Vacation Home Market Pressuring Boomer Searches

In my latest newsletter, Home On The Course, I speculated that the market for golf community homes was changing rapidly, and that the pandemic’s effects on real estate could last well beyond the end of the contagion. Millions of workers will never return to their offices now that their employers have found they are more productive at home; those companies will be turning out the lights in many of their offices and saving millions of dollars on leases and other utility costs. To top it off, their employees love working from home, able to commute from bedroom to home office, saving them hours a day in travel time and expenses.
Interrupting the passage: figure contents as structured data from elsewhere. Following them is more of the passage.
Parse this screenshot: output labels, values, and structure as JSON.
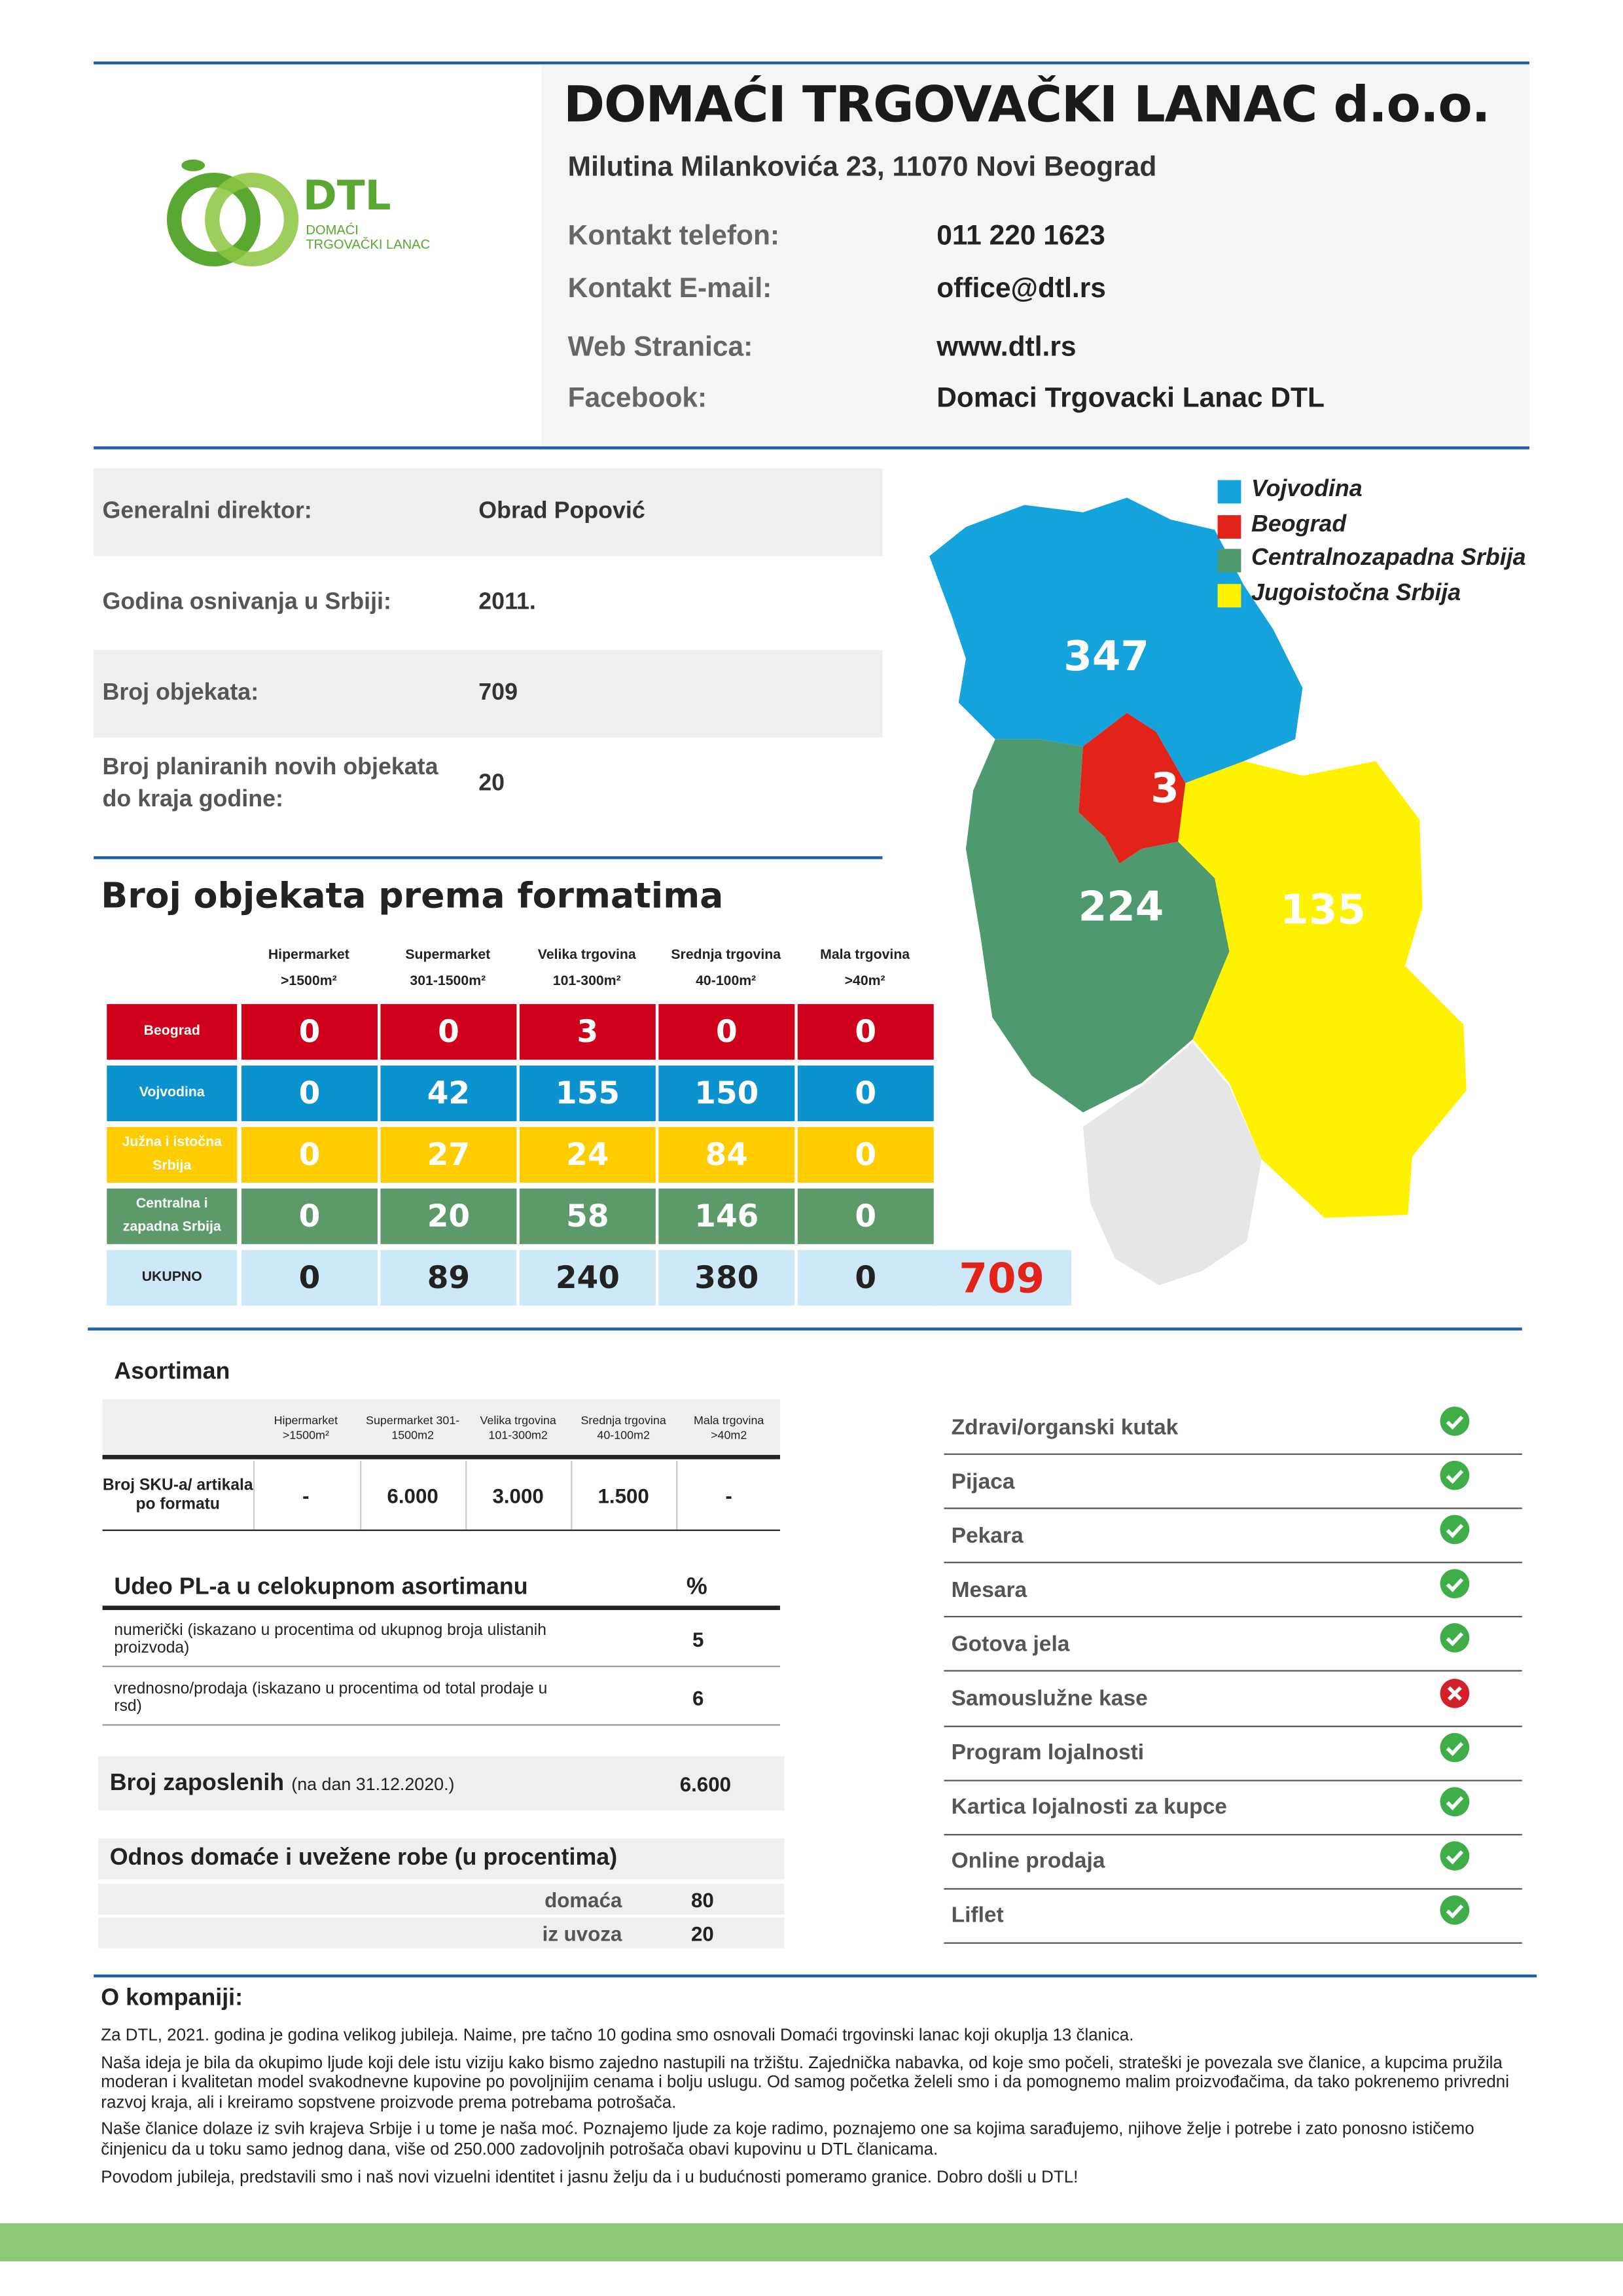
{
  "header": {
    "title": "DOMAĆI TRGOVAČKI LANAC d.o.o.",
    "address": "Milutina Milankovića 23, 11070 Novi Beograd",
    "contacts": [
      {
        "label": "Kontakt telefon:",
        "value": "011 220 1623"
      },
      {
        "label": "Kontakt E-mail:",
        "value": "office@dtl.rs"
      },
      {
        "label": "Web Stranica:",
        "value": "www.dtl.rs"
      },
      {
        "label": "Facebook:",
        "value": "Domaci Trgovacki Lanac DTL"
      }
    ],
    "logo": {
      "name": "DTL",
      "line1": "DOMAĆI",
      "line2": "TRGOVAČKI LANAC"
    }
  },
  "info": [
    {
      "label": "Generalni direktor:",
      "value": "Obrad Popović"
    },
    {
      "label": "Godina osnivanja u Srbiji:",
      "value": "2011."
    },
    {
      "label": "Broj objekata:",
      "value": "709"
    },
    {
      "label": "Broj planiranih novih objekata do kraja godine:",
      "value": "20"
    }
  ],
  "formats": {
    "title": "Broj objekata prema formatima",
    "columns": [
      {
        "name": "Hipermarket",
        "size": ">1500m²"
      },
      {
        "name": "Supermarket",
        "size": "301-1500m²"
      },
      {
        "name": "Velika trgovina",
        "size": "101-300m²"
      },
      {
        "name": "Srednja trgovina",
        "size": "40-100m²"
      },
      {
        "name": "Mala trgovina",
        "size": ">40m²"
      }
    ],
    "rows": [
      {
        "label": "Beograd",
        "color": "#d0021b",
        "values": [
          0,
          0,
          3,
          0,
          0
        ]
      },
      {
        "label": "Vojvodina",
        "color": "#0a93cf",
        "values": [
          0,
          42,
          155,
          150,
          0
        ]
      },
      {
        "label": "Južna i istočna Srbija",
        "color": "#ffcc00",
        "values": [
          0,
          27,
          24,
          84,
          0
        ]
      },
      {
        "label": "Centralna i zapadna Srbija",
        "color": "#5c9a6a",
        "values": [
          0,
          20,
          58,
          146,
          0
        ]
      },
      {
        "label": "UKUPNO",
        "color": "#cde8f6",
        "values": [
          0,
          89,
          240,
          380,
          0
        ]
      }
    ],
    "total": 709
  },
  "map": {
    "legend": [
      {
        "label": "Vojvodina",
        "color": "#14a3dd"
      },
      {
        "label": "Beograd",
        "color": "#e2231a"
      },
      {
        "label": "Centralnozapadna Srbija",
        "color": "#4e9a6e"
      },
      {
        "label": "Jugoistočna Srbija",
        "color": "#fff200"
      }
    ],
    "regions": [
      {
        "value": 347
      },
      {
        "value": 3
      },
      {
        "value": 224
      },
      {
        "value": 135
      }
    ]
  },
  "assortment": {
    "title": "Asortiman",
    "columns": [
      "Hipermarket >1500m²",
      "Supermarket 301-1500m2",
      "Velika trgovina 101-300m2",
      "Srednja trgovina 40-100m2",
      "Mala trgovina >40m2"
    ],
    "row_label": "Broj SKU-a/ artikala po formatu",
    "values": [
      "-",
      "6.000",
      "3.000",
      "1.500",
      "-"
    ]
  },
  "private_label": {
    "title": "Udeo PL-a u celokupnom asortimanu",
    "unit": "%",
    "rows": [
      {
        "label": "numerički (iskazano u procentima od ukupnog broja ulistanih proizvoda)",
        "value": 5
      },
      {
        "label": "vrednosno/prodaja (iskazano u procentima od total prodaje u rsd)",
        "value": 6
      }
    ]
  },
  "employees": {
    "label": "Broj zaposlenih",
    "note": "(na dan 31.12.2020.)",
    "value": "6.600"
  },
  "origin": {
    "title": "Odnos domaće i uvežene robe (u procentima)",
    "rows": [
      {
        "label": "domaća",
        "value": 80
      },
      {
        "label": "iz uvoza",
        "value": 20
      }
    ]
  },
  "features": [
    {
      "label": "Zdravi/organski kutak",
      "available": true
    },
    {
      "label": "Pijaca",
      "available": true
    },
    {
      "label": "Pekara",
      "available": true
    },
    {
      "label": "Mesara",
      "available": true
    },
    {
      "label": "Gotova jela",
      "available": true
    },
    {
      "label": "Samouslužne kase",
      "available": false
    },
    {
      "label": "Program lojalnosti",
      "available": true
    },
    {
      "label": "Kartica lojalnosti za kupce",
      "available": true
    },
    {
      "label": "Online prodaja",
      "available": true
    },
    {
      "label": "Liflet",
      "available": true
    }
  ],
  "about": {
    "title": "O kompaniji:",
    "paragraphs": [
      "Za DTL, 2021. godina je godina velikog jubileja. Naime, pre tačno 10 godina smo osnovali Domaći trgovinski lanac koji okuplja 13 članica.",
      "Naša ideja je bila da okupimo ljude koji dele istu viziju kako bismo zajedno nastupili na tržištu. Zajednička nabavka, od koje smo počeli, strateški je povezala sve članice, a kupcima pružila moderan i kvalitetan model svakodnevne kupovine po povoljnijim cenama i bolju uslugu. Od samog početka želeli smo i da pomognemo malim proizvođačima, da tako pokrenemo privredni razvoj kraja, ali i kreiramo sopstvene proizvode prema potrebama potrošača.",
      "Naše članice dolaze iz svih krajeva Srbije i u tome je naša moć. Poznajemo ljude za koje radimo, poznajemo one sa kojima sarađujemo, njihove želje i potrebe i zato ponosno ističemo činjenicu da u toku samo jednog dana, više od 250.000 zadovoljnih potrošača obavi kupovinu u DTL članicama.",
      "Povodom jubileja, predstavili smo i naš novi vizuelni identitet i jasnu želju da i u budućnosti pomeramo granice. Dobro došli u DTL!"
    ]
  }
}
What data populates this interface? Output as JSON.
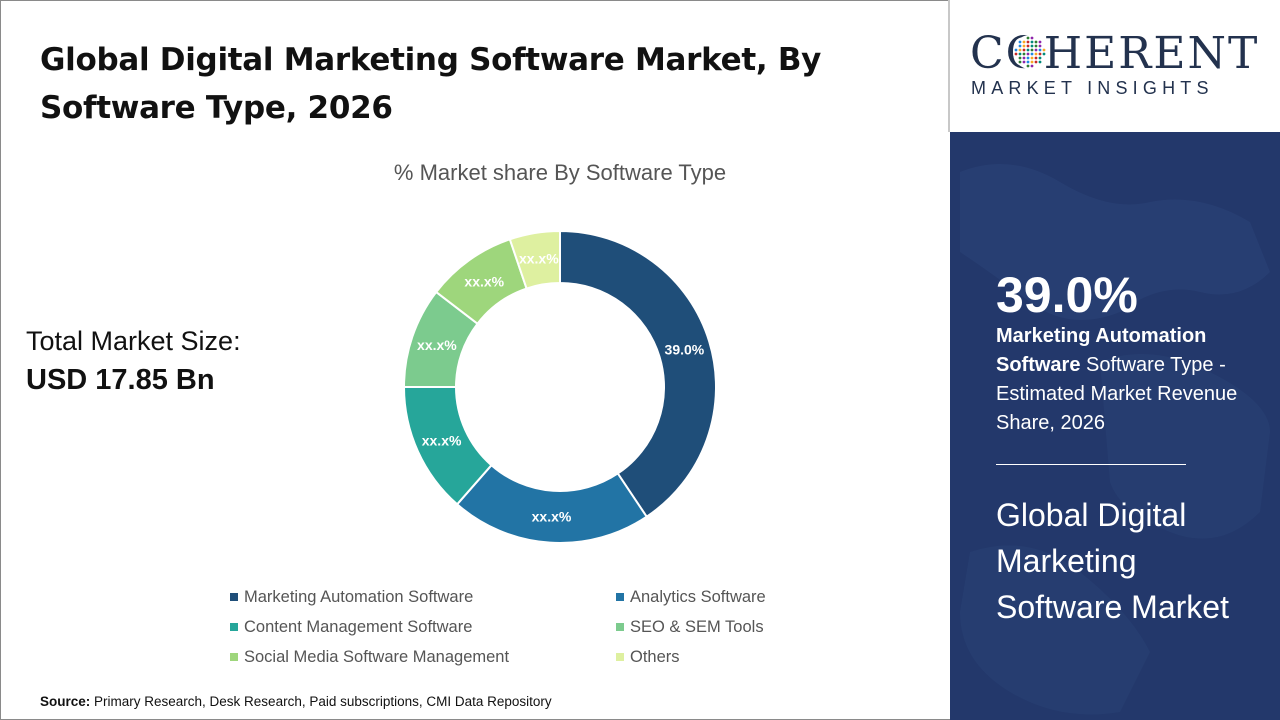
{
  "header": {
    "title": "Global Digital Marketing Software Market, By Software Type, 2026"
  },
  "total_market": {
    "label": "Total Market Size:",
    "value": "USD 17.85 Bn"
  },
  "chart_data": {
    "type": "pie",
    "donut": true,
    "title": "% Market share By Software Type",
    "categories": [
      "Marketing Automation Software",
      "Analytics Software",
      "Content Management Software",
      "SEO & SEM Tools",
      "Social Media Software Management",
      "Others"
    ],
    "values": [
      39.0,
      20.0,
      13.0,
      10.0,
      9.0,
      5.0
    ],
    "data_labels": [
      "39.0%",
      "xx.x%",
      "xx.x%",
      "xx.x%",
      "xx.x%",
      "xx.x%"
    ],
    "colors": [
      "#1f4e79",
      "#2274a5",
      "#26a69a",
      "#7ccb8e",
      "#9ed67c",
      "#def0a0"
    ],
    "legend_position": "bottom"
  },
  "legend": {
    "items": [
      {
        "label": "Marketing Automation Software",
        "color": "#1f4e79"
      },
      {
        "label": "Analytics Software",
        "color": "#2274a5"
      },
      {
        "label": "Content Management Software",
        "color": "#26a69a"
      },
      {
        "label": "SEO & SEM Tools",
        "color": "#7ccb8e"
      },
      {
        "label": "Social Media Software Management",
        "color": "#9ed67c"
      },
      {
        "label": "Others",
        "color": "#def0a0"
      }
    ]
  },
  "source": {
    "label": "Source:",
    "text": " Primary Research, Desk Research, Paid subscriptions, CMI Data Repository"
  },
  "logo": {
    "main": "COHERENT",
    "sub": "MARKET INSIGHTS"
  },
  "highlight": {
    "percent": "39.0%",
    "segment_bold": "Marketing Automation Software",
    "segment_rest": " Software Type - Estimated Market Revenue Share, 2026",
    "market_name": "Global Digital Marketing Software Market"
  },
  "colors": {
    "panel_bg": "#23386b",
    "brand_text": "#23324e"
  }
}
And what company doesn’t benefit from satisfied employees?

I asked my readers, most of whom are retirees or near retirement, to imagine when they were 30, living in some cold spot in the North, and their employees gave them the freedom to work from home. Would they stay in place or consider a relocation to the Sunbelt where they could play golf year-round, buy a home substantially bigger or less expensive – or, likely, both – than their current home, and save 25 percent or more on their costs of living?

It was a rhetorical question but apparently many millennials and other pre-retirees have answered resoundingly by rushing to purchase vacation homes. According to a study by Zonda, the real estate consulting company, that was recently published in BuilderOnline.com, the average median age of a vacation home buyer in the U.S. before Covid was 58; today it is 50. Families with children at home accounted for 30 percent of vacation home purchases before the pandemic; today that number is 45 percent. In short, the last wave of Baby Boomers and those a generation behind are competing with already retired Boomers for some of the prized vacation communities. That is putting additional pressure on inventories of primary homes in weather friendly areas. As simple economics teaches us, when demand goes up and supply evaporates, prices rise – in the case of vacation homes in the highest quality communities, as much as 30 percent and more over the last year.
Williston10fromtee10th tee at the Williston Golf Club, Williston, VT, a few miles from the university town of Burlington.

Strategies to deal with this sea change in the real estate market are limited and pretty obvious:
First, you can just accept that you will pay more for the retirement home you have always wanted. Second, and related, is that you can prepare for a smaller, less elaborate home. You can still have the golf course(s) within the gates of your new community, but the home you choose will be more modest than the one you had your heart set on. Third, you can buy a lot – they are still reasonably priced – and build a home to your specs; but expect the costs per square foot to be considerably higher than you might imagine, given a shortage of construction labor and the still-inflated price of building materials, especially lumber. Fourth, you can stay where you are, in a home and area you know well, and travel to warm weather spots for part or all winter. (If you can afford homes in two places, more power to you; it is probably the best solution if you can afford it.) And, fifth, reverse your dreams of a warm weather retirement, buy a new winter wardrobe, learn how to ski (if you don’t know already) and buy a home in a place like New Hampshire (no state income tax) or Vermont (great craft breweries, great overall lifestyle, and the best performance of any state on Covid). The golf is fine, albeit for five to six months a year, and the summers are glorious. And Vermont’s transportation department certainly knows how to plow its roads quickly in the winter, making it easier to get to some great restaurants, some fabulous skiing and all those craft breweries.